Question

An archer releases an arrow with an initial velocity of 20 feet per second at a height of 12 feet. The path the arrow takes can be modeled using the function f(x)=−16x^2+20x+12, where f(x) represents the height, in feet, of the arrow and x represents the time the arrow travels in seconds. What is the maximum height, in feet, reached by the arrow? Round your answer to the nearest hundredth if necessary.
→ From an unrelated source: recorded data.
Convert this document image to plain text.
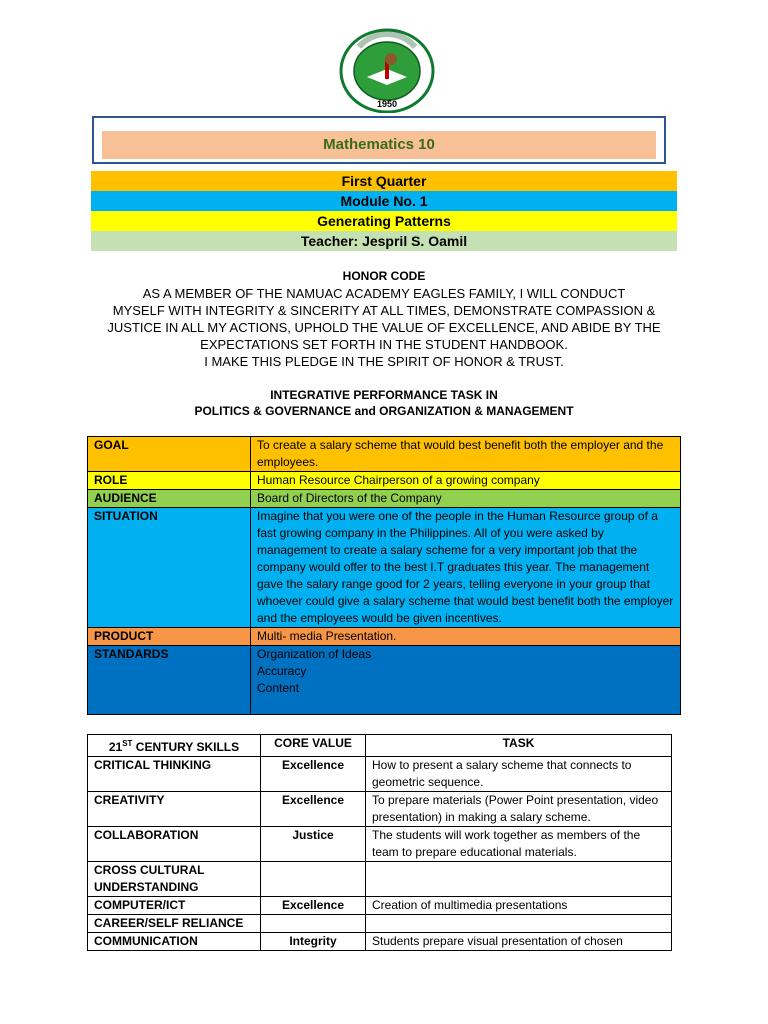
1950
Mathematics 10
First Quarter
Module No. 1
Generating Patterns
Teacher: Jespril S. Oamil
HONOR CODE
AS A MEMBER OF THE NAMUAC ACADEMY EAGLES FAMILY, I WILL CONDUCT
MYSELF WITH INTEGRITY & SINCERITY AT ALL TIMES, DEMONSTRATE COMPASSION &
JUSTICE IN ALL MY ACTIONS, UPHOLD THE VALUE OF EXCELLENCE, AND ABIDE BY THE
EXPECTATIONS SET FORTH IN THE STUDENT HANDBOOK.
I MAKE THIS PLEDGE IN THE SPIRIT OF HONOR & TRUST.
INTEGRATIVE PERFORMANCE TASK IN
POLITICS & GOVERNANCE and ORGANIZATION & MANAGEMENT
GOAL	To create a salary scheme that would best benefit both the employer and the employees.
ROLE	Human Resource Chairperson of a growing company
AUDIENCE	Board of Directors of the Company
SITUATION	Imagine that you were one of the people in the Human Resource group of a fast growing company in the Philippines. All of you were asked by management to create a salary scheme for a very important job that the company would offer to the best I.T graduates this year. The management gave the salary range good for 2 years, telling everyone in your group that whoever could give a salary scheme that would best benefit both the employer and the employees would be given incentives.
PRODUCT	Multi- media Presentation.
STANDARDS	Organization of Ideas
Accuracy
Content
21ST CENTURY SKILLS	CORE VALUE	TASK
CRITICAL THINKING	Excellence	How to present a salary scheme that connects to geometric sequence.
CREATIVITY	Excellence	To prepare materials (Power Point presentation, video presentation) in making a salary scheme.
COLLABORATION	Justice	The students will work together as members of the team to prepare educational materials.
CROSS CULTURAL UNDERSTANDING		
COMPUTER/ICT	Excellence	Creation of multimedia presentations
CAREER/SELF RELIANCE		
COMMUNICATION	Integrity	Students prepare visual presentation of chosen
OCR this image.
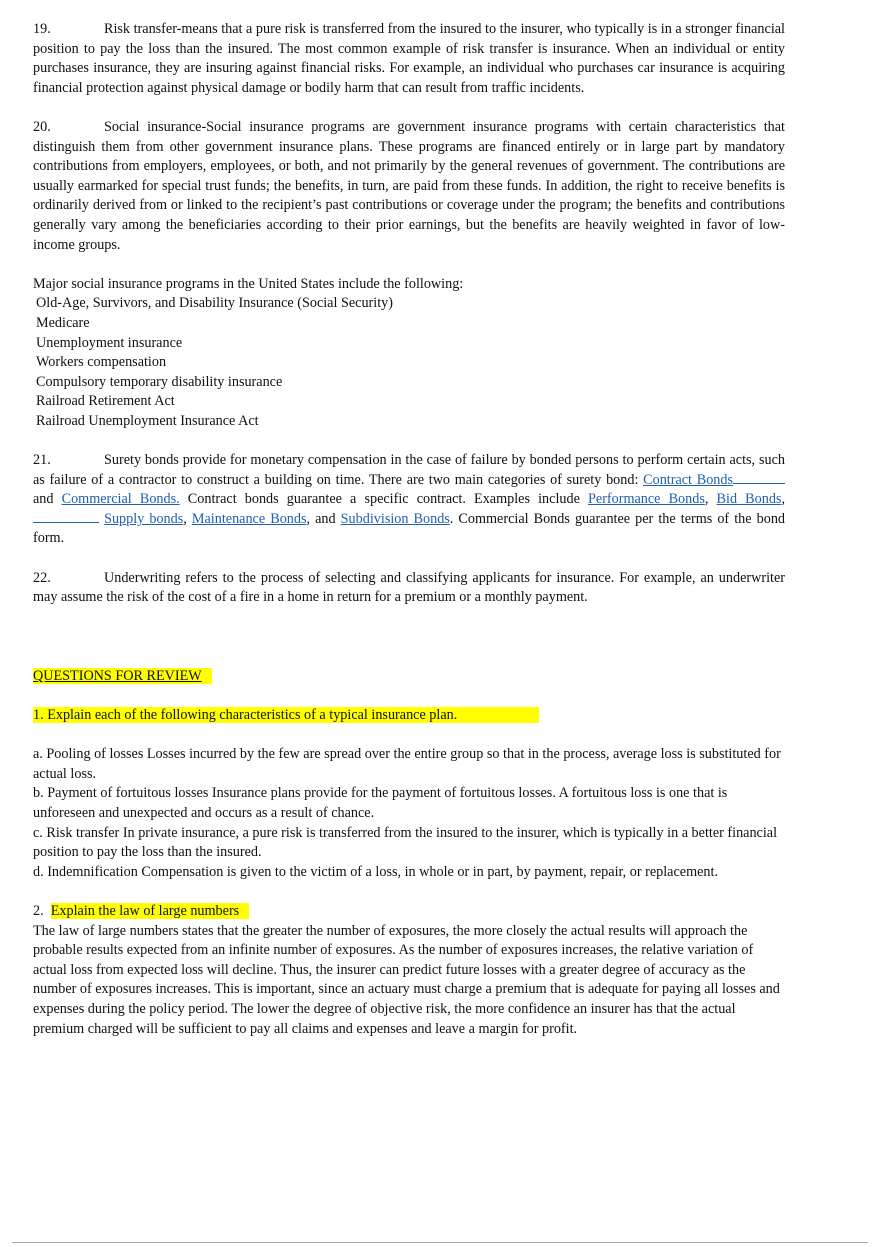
19.	Risk transfer-means that a pure risk is transferred from the insured to the insurer, who typically is in a stronger financial position to pay the loss than the insured. The most common example of risk transfer is insurance. When an individual or entity purchases insurance, they are insuring against financial risks. For example, an individual who purchases car insurance is acquiring financial protection against physical damage or bodily harm that can result from traffic incidents.

20.	Social insurance-Social insurance programs are government insurance programs with certain characteristics that distinguish them from other government insurance plans. These programs are financed entirely or in large part by mandatory contributions from employers, employees, or both, and not primarily by the general revenues of government. The contributions are usually earmarked for special trust funds; the benefits, in turn, are paid from these funds. In addition, the right to receive benefits is ordinarily derived from or linked to the recipient’s past contributions or coverage under the program; the benefits and contributions generally vary among the beneficiaries according to their prior earnings, but the benefits are heavily weighted in favor of low-income groups.

Major social insurance programs in the United States include the following:

Old-Age, Survivors, and Disability Insurance (Social Security)
Medicare
Unemployment insurance
Workers compensation
Compulsory temporary disability insurance
Railroad Retirement Act
Railroad Unemployment Insurance Act

21.	Surety bonds provide for monetary compensation in the case of failure by bonded persons to perform certain acts, such as failure of a contractor to construct a building on time. There are two main categories of surety bond: Contract Bonds and Commercial Bonds. Contract bonds guarantee a specific contract. Examples include Performance Bonds, Bid Bonds,  Supply bonds, Maintenance Bonds, and Subdivision Bonds. Commercial Bonds guarantee per the terms of the bond form.

22.	Underwriting refers to the process of selecting and classifying applicants for insurance. For example, an underwriter may assume the risk of the cost of a fire in a home in return for a premium or a monthly payment.

QUESTIONS FOR REVIEW

1. Explain each of the following characteristics of a typical insurance plan.

a. Pooling of losses Losses incurred by the few are spread over the entire group so that in the process, average loss is substituted for actual loss.

b. Payment of fortuitous losses Insurance plans provide for the payment of fortuitous losses. A fortuitous loss is one that is unforeseen and unexpected and occurs as a result of chance.

c. Risk transfer In private insurance, a pure risk is transferred from the insured to the insurer, which is typically in a better financial position to pay the loss than the insured.

d. Indemnification Compensation is given to the victim of a loss, in whole or in part, by payment, repair, or replacement.

2.  Explain the law of large numbers

The law of large numbers states that the greater the number of exposures, the more closely the actual results will approach the probable results expected from an infinite number of exposures. As the number of exposures increases, the relative variation of actual loss from expected loss will decline. Thus, the insurer can predict future losses with a greater degree of accuracy as the number of exposures increases. This is important, since an actuary must charge a premium that is adequate for paying all losses and expenses during the policy period. The lower the degree of objective risk, the more confidence an insurer has that the actual premium charged will be sufficient to pay all claims and expenses and leave a margin for profit.
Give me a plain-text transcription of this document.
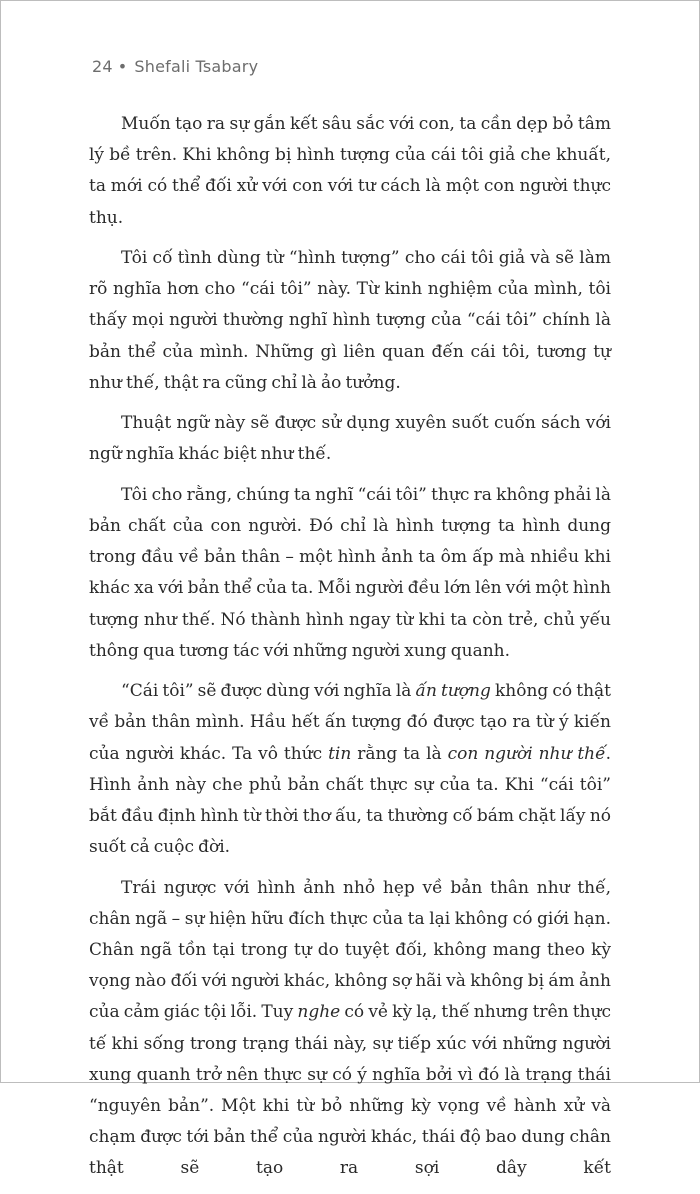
24 • Shefali Tsabary

Muốn tạo ra sự gắn kết sâu sắc với con, ta cần dẹp bỏ tâm lý bề trên. Khi không bị hình tượng của cái tôi giả che khuất, ta mới có thể đối xử với con với tư cách là một con người thực thụ.

Tôi cố tình dùng từ “hình tượng” cho cái tôi giả và sẽ làm rõ nghĩa hơn cho “cái tôi” này. Từ kinh nghiệm của mình, tôi thấy mọi người thường nghĩ hình tượng của “cái tôi” chính là bản thể của mình. Những gì liên quan đến cái tôi, tương tự như thế, thật ra cũng chỉ là ảo tưởng.

Thuật ngữ này sẽ được sử dụng xuyên suốt cuốn sách với ngữ nghĩa khác biệt như thế.

Tôi cho rằng, chúng ta nghĩ “cái tôi” thực ra không phải là bản chất của con người. Đó chỉ là hình tượng ta hình dung trong đầu về bản thân – một hình ảnh ta ôm ấp mà nhiều khi khác xa với bản thể của ta. Mỗi người đều lớn lên với một hình tượng như thế. Nó thành hình ngay từ khi ta còn trẻ, chủ yếu thông qua tương tác với những người xung quanh.

“Cái tôi” sẽ được dùng với nghĩa là ấn tượng không có thật về bản thân mình. Hầu hết ấn tượng đó được tạo ra từ ý kiến của người khác. Ta vô thức tin rằng ta là con người như thế. Hình ảnh này che phủ bản chất thực sự của ta. Khi “cái tôi” bắt đầu định hình từ thời thơ ấu, ta thường cố bám chặt lấy nó suốt cả cuộc đời.

Trái ngược với hình ảnh nhỏ hẹp về bản thân như thế, chân ngã – sự hiện hữu đích thực của ta lại không có giới hạn. Chân ngã tồn tại trong tự do tuyệt đối, không mang theo kỳ vọng nào đối với người khác, không sợ hãi và không bị ám ảnh của cảm giác tội lỗi. Tuy nghe có vẻ kỳ lạ, thế nhưng trên thực tế khi sống trong trạng thái này, sự tiếp xúc với những người xung quanh trở nên thực sự có ý nghĩa bởi vì đó là trạng thái “nguyên bản”. Một khi từ bỏ những kỳ vọng về hành xử và chạm được tới bản thể của người khác, thái độ bao dung chân thật sẽ tạo ra sợi dây kết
Do not include units in your answer.

Answer 1

18.25

Explanation:

we are given a quadratic function

`f(x) = - 16 {x}^(2) + 20x + 12`

where:

• f(x) represents the height
• x represents the time

To find the maximum value of f(x) in other words, the maximum height, in feet, reached by the arrow.

Differentiate both sides:

`f'(x) = (d)/(dx)( - 16 {x}^(2) + 20x + 12)`

with sum differentiation rule, we acquire:

`\displaystyle f'(x) = (d)/(dx)( - 16 {x}^(2) )+ (d)/(dx) 20x + (d)/(dx) 12`

recall that,

• differentiation of a constant is equal to 0
• 
  `(d)/(dx) {x}^(n) = n {x}^(n - 1)`

utilizing the rules we acquire:

`\displaystyle f'(x) = - 32 {x}^{} + 20`

now equate f'(x) to 0:

`\displaystyle - 32 {x}^{} + 20 = 0`

solving the equation for x yields:

`x _(max)= (5)/(8)`

plug in the maximum value of x into the quadratic function:

`f(x )_(max)= - 16 {( (5)/(8) )}^(2) + 20( (5)/(8) ) + 12`

simplify:

`f(x )_(max) = 18.25`

hence,

The maximum height reached by the arrow is 18.25 feet

Answer 2

• 18.25 feet

Explanation:

The given function is quadratic.

The maximum of the quadratic function is its vertex.

The x-coordinate is determined by x = - b/(2a)

• x = - 20/(-16*2) = 5/8

Apply the x-value and find the value of f:

• f(x) = - 16(5/8)² + 20(5/8) + 12 = 18.25 feet